Capacity Distribution Systems

While productivity in supply chains is an issue for industries of all sizes, few industries have to deal with a network as broad and a demand as pressing as the coal industry.

As at December 2012 Coal accounted for 18% of Australia's exports. But while Australia has an abundance of coal and a ravenous world market, particularly in Asia (especially China, with its expanding need for coal in the steel industry), willing to devour it is disadvantaged by the distance that must be overcome to get the product to the market and the huge number of players involved.

It is for this reason that the supply chain must run as smoothly as possible, moving the raw product from the mines, to the port and onto the ships no easy task.
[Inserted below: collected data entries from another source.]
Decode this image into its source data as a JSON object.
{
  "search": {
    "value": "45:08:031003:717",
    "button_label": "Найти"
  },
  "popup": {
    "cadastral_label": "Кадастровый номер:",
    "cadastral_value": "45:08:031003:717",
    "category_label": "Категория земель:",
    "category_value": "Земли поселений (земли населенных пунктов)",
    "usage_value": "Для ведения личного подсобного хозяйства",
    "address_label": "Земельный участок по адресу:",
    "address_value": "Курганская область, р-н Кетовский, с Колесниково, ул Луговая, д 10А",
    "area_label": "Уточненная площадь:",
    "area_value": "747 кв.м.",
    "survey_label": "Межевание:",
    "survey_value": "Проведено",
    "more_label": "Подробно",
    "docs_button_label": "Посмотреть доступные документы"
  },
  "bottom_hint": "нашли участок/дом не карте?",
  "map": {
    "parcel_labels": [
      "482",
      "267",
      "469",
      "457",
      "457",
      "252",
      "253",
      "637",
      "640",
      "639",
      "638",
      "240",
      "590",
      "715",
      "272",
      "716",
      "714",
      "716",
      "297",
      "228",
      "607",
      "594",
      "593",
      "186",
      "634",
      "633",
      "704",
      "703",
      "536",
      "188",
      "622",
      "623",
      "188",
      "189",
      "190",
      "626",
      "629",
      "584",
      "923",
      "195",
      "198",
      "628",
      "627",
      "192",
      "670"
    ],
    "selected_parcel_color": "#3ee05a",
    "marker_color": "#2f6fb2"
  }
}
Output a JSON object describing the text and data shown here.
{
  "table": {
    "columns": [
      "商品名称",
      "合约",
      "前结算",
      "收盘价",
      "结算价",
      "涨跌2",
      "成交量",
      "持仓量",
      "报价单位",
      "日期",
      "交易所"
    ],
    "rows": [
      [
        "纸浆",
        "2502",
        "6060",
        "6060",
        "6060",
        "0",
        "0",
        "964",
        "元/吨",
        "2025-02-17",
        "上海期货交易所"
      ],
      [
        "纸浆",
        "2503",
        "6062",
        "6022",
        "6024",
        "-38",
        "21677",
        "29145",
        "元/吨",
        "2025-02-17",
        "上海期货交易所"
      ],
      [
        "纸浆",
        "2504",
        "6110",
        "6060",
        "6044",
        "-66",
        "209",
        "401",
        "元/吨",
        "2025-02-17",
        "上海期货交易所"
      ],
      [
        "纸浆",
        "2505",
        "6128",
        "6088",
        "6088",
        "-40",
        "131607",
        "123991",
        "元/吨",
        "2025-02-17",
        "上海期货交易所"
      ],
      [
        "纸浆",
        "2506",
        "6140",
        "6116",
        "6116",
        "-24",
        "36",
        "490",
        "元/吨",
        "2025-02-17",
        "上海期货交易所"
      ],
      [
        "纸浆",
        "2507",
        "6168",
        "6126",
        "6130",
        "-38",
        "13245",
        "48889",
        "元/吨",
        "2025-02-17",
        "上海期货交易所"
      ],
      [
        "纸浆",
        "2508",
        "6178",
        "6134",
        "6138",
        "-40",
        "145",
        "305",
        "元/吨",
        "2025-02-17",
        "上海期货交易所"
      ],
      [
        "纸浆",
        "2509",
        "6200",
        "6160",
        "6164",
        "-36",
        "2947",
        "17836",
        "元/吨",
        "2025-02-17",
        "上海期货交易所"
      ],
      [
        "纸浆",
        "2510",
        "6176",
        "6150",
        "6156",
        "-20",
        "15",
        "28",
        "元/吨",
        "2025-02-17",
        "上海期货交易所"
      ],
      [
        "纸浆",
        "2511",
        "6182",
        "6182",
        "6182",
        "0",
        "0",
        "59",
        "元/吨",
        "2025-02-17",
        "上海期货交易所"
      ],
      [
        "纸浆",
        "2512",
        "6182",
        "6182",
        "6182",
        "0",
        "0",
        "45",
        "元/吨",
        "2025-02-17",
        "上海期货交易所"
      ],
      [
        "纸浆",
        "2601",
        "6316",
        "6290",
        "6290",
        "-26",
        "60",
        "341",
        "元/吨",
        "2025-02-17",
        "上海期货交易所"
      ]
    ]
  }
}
In 2011 Australia exported 281 million tonnes of coal and moved 97% of this by rail.

But over the last five years, getting the coal to these ports, onto the ships and to the market proved to be a difficult operation as the Chinese and other Asian markets demand soared. Freight bottlenecks rapidly developed, primarily at the Dalrymple Bay Coal Terminal and at Newcastle's Port Waratah.
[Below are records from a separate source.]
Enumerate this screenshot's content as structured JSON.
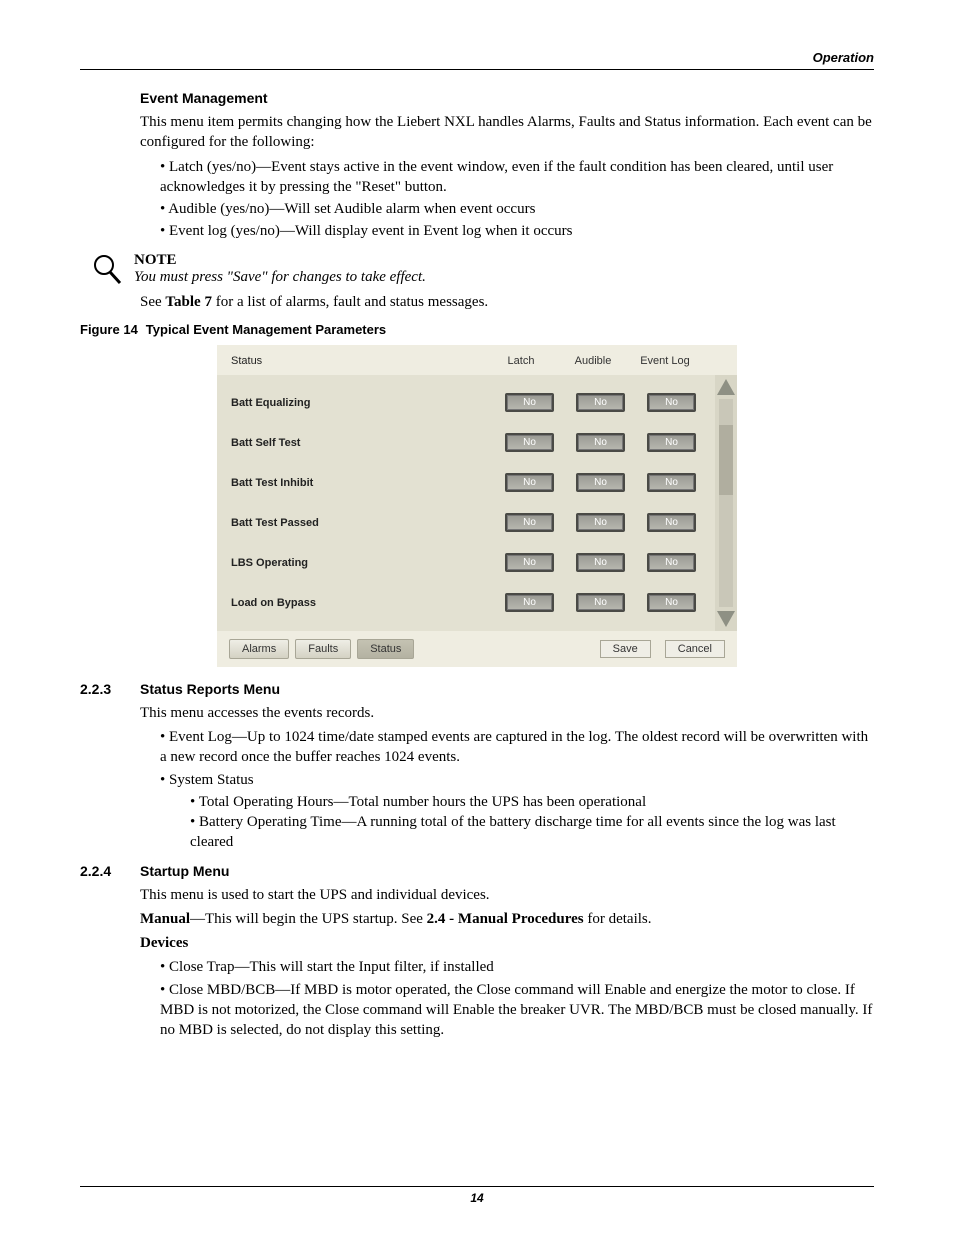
{
  "running_head": "Operation",
  "h1": "Event Management",
  "p1": "This menu item permits changing how the Liebert NXL handles Alarms, Faults and Status information. Each event can be configured for the following:",
  "bullets1": [
    "Latch (yes/no)—Event stays active in the event window, even if the fault condition has been cleared, until user acknowledges it by pressing the \"Reset\" button.",
    "Audible (yes/no)—Will set Audible alarm when event occurs",
    "Event log (yes/no)—Will display event in Event log when it occurs"
  ],
  "note": {
    "label": "NOTE",
    "body": "You must press \"Save\" for changes to take effect."
  },
  "p2_prefix": "See ",
  "p2_bold": "Table 7",
  "p2_suffix": " for a list of alarms, fault and status messages.",
  "figure": {
    "num": "Figure 14",
    "title": "Typical Event Management Parameters"
  },
  "ui": {
    "columns": {
      "status": "Status",
      "latch": "Latch",
      "audible": "Audible",
      "eventlog": "Event Log"
    },
    "rows": [
      {
        "name": "Batt Equalizing",
        "latch": "No",
        "audible": "No",
        "eventlog": "No"
      },
      {
        "name": "Batt Self Test",
        "latch": "No",
        "audible": "No",
        "eventlog": "No"
      },
      {
        "name": "Batt Test Inhibit",
        "latch": "No",
        "audible": "No",
        "eventlog": "No"
      },
      {
        "name": "Batt Test Passed",
        "latch": "No",
        "audible": "No",
        "eventlog": "No"
      },
      {
        "name": "LBS Operating",
        "latch": "No",
        "audible": "No",
        "eventlog": "No"
      },
      {
        "name": "Load on Bypass",
        "latch": "No",
        "audible": "No",
        "eventlog": "No"
      }
    ],
    "tabs": {
      "alarms": "Alarms",
      "faults": "Faults",
      "status": "Status"
    },
    "buttons": {
      "save": "Save",
      "cancel": "Cancel"
    }
  },
  "sec223": {
    "num": "2.2.3",
    "title": "Status Reports Menu",
    "p": "This menu accesses the events records.",
    "bullets": [
      "Event Log—Up to 1024 time/date stamped events are captured in the log. The oldest record will be overwritten with a new record once the buffer reaches 1024 events.",
      "System Status"
    ],
    "sub": [
      "Total Operating Hours—Total number hours the UPS has been operational",
      "Battery Operating Time—A running total of the battery discharge time for all events since the log was last cleared"
    ]
  },
  "sec224": {
    "num": "2.2.4",
    "title": "Startup Menu",
    "p1": "This menu is used to start the UPS and individual devices.",
    "p2_bold": "Manual",
    "p2_mid": "—This will begin the UPS startup. See ",
    "p2_bold2": "2.4 - Manual Procedures",
    "p2_suffix": " for details.",
    "devices_label": "Devices",
    "bullets": [
      "Close Trap—This will start the Input filter, if installed",
      "Close MBD/BCB—If MBD is motor operated, the Close command will Enable and energize the motor to close. If MBD is not motorized, the Close command will Enable the breaker UVR. The MBD/BCB must be closed manually. If no MBD is selected, do not display this setting."
    ]
  },
  "page_number": "14"
}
To cope with these bottlenecks, the terminal operators developed capacity management systems to cope with the volumes.

The two hubs developed independent yet similar systems to cope with the problem of how to reduce queues, with Port Waratah using a Capacity Balancing System and Dalrymple Bay a Queue Management System.

The Port Waratah model allocates production from the mines to available shipping in a way that maximises the capacity of the terminal.

Since August 2003, there has been evidence that the Hunter Valley coal export infrastructure has been stretched and that some coal export growth might have been lost as a result of constraints in the system. In response to this situation, Port Waratah Coal Services (manager of the Kooragang coal terminal (located on Kooragang Island and Carrington coal terminals at the Newcastle Port) applied to the Australian Competition and Consumer Commission to implement a short term capacity distribution system to allocate the current capacity of the coal supply chain to existing coal exporters. This scheme was implemented in June 2004 and interim authorisation to continue a modified version of the scheme until December 2007 – called the medium term capacity distribution system – has been granted by the ACCC.